Бина приготовила две чашки растворимого кофе. Одну она протягивает Ландсману:
– Крепкий и сладкий. Так ведь?
– Бина…
– Ты сам по себе. Черный флаг остается в силе. Если тебя поймают, если ты попадешь в передрягу, если Рудашевские переломают тебе ноги, я об этом ничего не знаю и знать не хочу.
Она идет к сумке и достает папку-гармошку, набитую документами. Шмякает ее на столешницу из шпона. Протоколы вскрытия – только часть, Шпрингер вечно тянет. Кровь и волосы. Не так много. Баллистическая экспертиза еще не готова.
– Бина, спасибо тебе, Бина, слушай, этот парень… Его имя не Ласкер. Этот парень…
Она прикладывает палец к его рту. Она не касалась его губ три года. Вероятно, излишне говорить, какая темень вздымается в нем при этом касании. Но мгла дрожит, и свет кровоточит сквозь разломы и трещины.
– Я ничего об этом не знаю, – говорит она. Убирает руку, отхлебывает растворимого кофе и морщится. – Фу!

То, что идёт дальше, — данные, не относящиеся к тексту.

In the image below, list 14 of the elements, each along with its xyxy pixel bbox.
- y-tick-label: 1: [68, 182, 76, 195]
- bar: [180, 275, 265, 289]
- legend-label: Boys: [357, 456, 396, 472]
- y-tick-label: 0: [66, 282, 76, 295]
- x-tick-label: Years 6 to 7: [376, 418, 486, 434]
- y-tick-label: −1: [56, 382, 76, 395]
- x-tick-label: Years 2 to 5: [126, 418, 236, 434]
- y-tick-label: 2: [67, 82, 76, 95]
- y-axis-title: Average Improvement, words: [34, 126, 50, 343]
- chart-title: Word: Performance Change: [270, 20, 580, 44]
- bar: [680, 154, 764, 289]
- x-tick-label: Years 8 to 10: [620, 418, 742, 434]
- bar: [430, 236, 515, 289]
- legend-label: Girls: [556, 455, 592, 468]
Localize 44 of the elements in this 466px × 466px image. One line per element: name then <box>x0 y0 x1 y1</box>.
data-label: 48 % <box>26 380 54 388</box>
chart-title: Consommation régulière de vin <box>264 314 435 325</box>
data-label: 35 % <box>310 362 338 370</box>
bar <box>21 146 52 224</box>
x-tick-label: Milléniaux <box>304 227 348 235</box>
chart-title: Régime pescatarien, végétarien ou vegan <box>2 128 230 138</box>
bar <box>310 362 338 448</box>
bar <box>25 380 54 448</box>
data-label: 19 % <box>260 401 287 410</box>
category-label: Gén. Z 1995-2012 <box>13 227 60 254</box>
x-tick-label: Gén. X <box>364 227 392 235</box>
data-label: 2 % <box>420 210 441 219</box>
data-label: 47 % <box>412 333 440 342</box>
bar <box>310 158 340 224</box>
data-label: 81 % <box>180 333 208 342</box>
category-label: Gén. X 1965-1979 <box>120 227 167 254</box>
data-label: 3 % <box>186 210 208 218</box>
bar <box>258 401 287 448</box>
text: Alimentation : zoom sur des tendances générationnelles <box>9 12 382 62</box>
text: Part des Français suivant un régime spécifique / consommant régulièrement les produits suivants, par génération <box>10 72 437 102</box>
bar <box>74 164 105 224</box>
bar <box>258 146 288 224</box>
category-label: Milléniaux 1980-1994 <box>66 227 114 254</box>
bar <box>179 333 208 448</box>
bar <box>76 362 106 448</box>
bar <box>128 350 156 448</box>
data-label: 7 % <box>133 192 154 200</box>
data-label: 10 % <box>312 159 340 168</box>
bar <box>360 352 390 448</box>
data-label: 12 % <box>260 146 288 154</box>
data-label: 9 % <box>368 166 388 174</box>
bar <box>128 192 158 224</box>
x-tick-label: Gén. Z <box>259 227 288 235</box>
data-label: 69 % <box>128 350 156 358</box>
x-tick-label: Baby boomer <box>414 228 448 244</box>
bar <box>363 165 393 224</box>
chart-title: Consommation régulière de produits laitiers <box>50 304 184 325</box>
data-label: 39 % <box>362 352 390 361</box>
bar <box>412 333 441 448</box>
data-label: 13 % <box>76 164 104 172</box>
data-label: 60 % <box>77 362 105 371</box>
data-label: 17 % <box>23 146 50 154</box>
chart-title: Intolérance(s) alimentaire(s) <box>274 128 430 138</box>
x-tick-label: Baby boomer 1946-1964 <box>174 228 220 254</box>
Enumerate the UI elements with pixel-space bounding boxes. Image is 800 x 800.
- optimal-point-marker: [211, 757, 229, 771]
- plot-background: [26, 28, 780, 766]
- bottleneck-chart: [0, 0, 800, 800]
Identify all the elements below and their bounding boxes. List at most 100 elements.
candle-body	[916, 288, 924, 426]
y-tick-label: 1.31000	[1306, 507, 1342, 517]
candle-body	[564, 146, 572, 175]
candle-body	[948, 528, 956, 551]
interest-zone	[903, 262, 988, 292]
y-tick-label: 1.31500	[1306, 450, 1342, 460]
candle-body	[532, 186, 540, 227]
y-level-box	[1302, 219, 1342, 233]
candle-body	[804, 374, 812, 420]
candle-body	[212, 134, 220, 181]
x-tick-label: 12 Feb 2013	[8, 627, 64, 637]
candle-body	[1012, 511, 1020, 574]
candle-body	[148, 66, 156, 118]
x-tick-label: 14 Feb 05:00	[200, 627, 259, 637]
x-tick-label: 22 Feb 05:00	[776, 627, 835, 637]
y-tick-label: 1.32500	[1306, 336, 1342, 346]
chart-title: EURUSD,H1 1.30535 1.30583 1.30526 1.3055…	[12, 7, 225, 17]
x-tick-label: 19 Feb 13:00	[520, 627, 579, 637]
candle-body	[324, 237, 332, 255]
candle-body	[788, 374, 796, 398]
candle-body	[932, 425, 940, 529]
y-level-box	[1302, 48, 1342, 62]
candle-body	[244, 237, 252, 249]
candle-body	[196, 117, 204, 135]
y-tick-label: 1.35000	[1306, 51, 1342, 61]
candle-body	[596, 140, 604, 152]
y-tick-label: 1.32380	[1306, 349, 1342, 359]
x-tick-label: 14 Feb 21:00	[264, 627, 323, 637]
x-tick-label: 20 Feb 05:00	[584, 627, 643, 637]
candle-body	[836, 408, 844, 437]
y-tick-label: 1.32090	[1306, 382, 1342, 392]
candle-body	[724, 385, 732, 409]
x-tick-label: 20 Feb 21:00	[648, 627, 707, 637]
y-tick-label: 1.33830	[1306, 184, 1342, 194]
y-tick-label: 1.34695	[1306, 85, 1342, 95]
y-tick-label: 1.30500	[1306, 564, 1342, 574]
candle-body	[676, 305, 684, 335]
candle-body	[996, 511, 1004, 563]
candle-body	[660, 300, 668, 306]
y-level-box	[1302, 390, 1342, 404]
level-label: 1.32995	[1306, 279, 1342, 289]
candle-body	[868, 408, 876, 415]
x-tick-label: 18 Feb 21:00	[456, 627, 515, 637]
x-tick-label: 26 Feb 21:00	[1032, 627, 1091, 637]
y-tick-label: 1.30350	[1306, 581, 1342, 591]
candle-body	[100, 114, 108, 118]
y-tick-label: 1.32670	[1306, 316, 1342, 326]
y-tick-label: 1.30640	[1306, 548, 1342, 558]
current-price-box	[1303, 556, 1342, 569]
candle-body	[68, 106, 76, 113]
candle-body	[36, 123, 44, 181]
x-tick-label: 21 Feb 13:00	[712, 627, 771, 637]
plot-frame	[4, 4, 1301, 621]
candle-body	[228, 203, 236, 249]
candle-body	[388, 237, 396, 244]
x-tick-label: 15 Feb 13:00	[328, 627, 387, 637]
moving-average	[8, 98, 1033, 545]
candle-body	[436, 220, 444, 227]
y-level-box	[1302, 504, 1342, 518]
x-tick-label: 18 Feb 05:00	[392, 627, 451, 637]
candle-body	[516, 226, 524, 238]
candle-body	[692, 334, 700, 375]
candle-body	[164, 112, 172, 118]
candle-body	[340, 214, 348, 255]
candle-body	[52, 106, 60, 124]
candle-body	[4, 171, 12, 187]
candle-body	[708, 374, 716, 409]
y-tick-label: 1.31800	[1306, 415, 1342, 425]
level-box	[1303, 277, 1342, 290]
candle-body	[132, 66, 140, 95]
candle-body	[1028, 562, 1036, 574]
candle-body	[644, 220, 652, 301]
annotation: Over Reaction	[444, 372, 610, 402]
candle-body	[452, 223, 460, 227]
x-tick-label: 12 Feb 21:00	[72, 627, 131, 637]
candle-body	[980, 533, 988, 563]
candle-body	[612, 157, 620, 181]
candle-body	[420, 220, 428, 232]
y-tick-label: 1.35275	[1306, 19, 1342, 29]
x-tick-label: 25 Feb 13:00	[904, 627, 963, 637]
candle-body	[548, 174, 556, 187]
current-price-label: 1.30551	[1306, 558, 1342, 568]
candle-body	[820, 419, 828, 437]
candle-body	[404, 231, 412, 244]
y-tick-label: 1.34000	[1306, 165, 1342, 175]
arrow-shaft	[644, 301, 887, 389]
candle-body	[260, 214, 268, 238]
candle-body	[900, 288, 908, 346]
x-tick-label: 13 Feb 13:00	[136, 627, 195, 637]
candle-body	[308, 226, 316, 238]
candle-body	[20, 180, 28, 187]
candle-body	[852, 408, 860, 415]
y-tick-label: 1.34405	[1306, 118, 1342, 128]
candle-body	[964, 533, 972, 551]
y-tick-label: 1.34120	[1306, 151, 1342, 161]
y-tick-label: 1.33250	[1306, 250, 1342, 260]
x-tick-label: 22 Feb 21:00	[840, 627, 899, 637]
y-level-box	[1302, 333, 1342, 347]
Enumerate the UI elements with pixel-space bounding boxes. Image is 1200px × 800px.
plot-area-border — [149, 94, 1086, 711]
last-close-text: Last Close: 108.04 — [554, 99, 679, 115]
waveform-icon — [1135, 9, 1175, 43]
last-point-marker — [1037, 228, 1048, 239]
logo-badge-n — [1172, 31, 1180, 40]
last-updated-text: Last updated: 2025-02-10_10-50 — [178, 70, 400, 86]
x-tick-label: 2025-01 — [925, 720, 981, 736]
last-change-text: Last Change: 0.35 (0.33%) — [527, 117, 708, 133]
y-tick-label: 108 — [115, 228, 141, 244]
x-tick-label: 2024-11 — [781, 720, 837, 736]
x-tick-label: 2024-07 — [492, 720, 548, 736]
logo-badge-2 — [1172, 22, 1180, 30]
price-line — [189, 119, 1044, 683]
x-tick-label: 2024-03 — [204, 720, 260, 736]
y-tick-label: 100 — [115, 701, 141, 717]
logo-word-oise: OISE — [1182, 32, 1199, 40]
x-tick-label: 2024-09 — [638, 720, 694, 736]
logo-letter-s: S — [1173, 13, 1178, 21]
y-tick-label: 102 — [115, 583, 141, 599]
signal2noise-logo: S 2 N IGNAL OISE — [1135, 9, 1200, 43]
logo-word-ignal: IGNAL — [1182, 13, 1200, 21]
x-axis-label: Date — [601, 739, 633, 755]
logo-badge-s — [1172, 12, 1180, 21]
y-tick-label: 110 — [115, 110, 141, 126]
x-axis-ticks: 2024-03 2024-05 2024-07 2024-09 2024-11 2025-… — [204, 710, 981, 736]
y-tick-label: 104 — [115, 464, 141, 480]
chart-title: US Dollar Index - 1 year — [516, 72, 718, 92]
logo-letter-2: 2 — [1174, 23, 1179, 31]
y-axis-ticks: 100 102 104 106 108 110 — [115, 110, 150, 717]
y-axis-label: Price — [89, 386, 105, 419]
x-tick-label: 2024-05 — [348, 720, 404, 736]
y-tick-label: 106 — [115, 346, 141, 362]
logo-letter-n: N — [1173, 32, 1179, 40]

Она ставит чашку, подхватывает торбу и идет к двери. Но останавливается и смотрит на Ландсмана в банном халате, который она купила ему на день рождения, когда ему исполнилось тридцать пять.
– У тебя, должно быть, крепкие нервы, – говорит она. – Поверить не могу, что вы с Берко туда пошли.
– Мы должны были сообщить ему, что его сын мертв.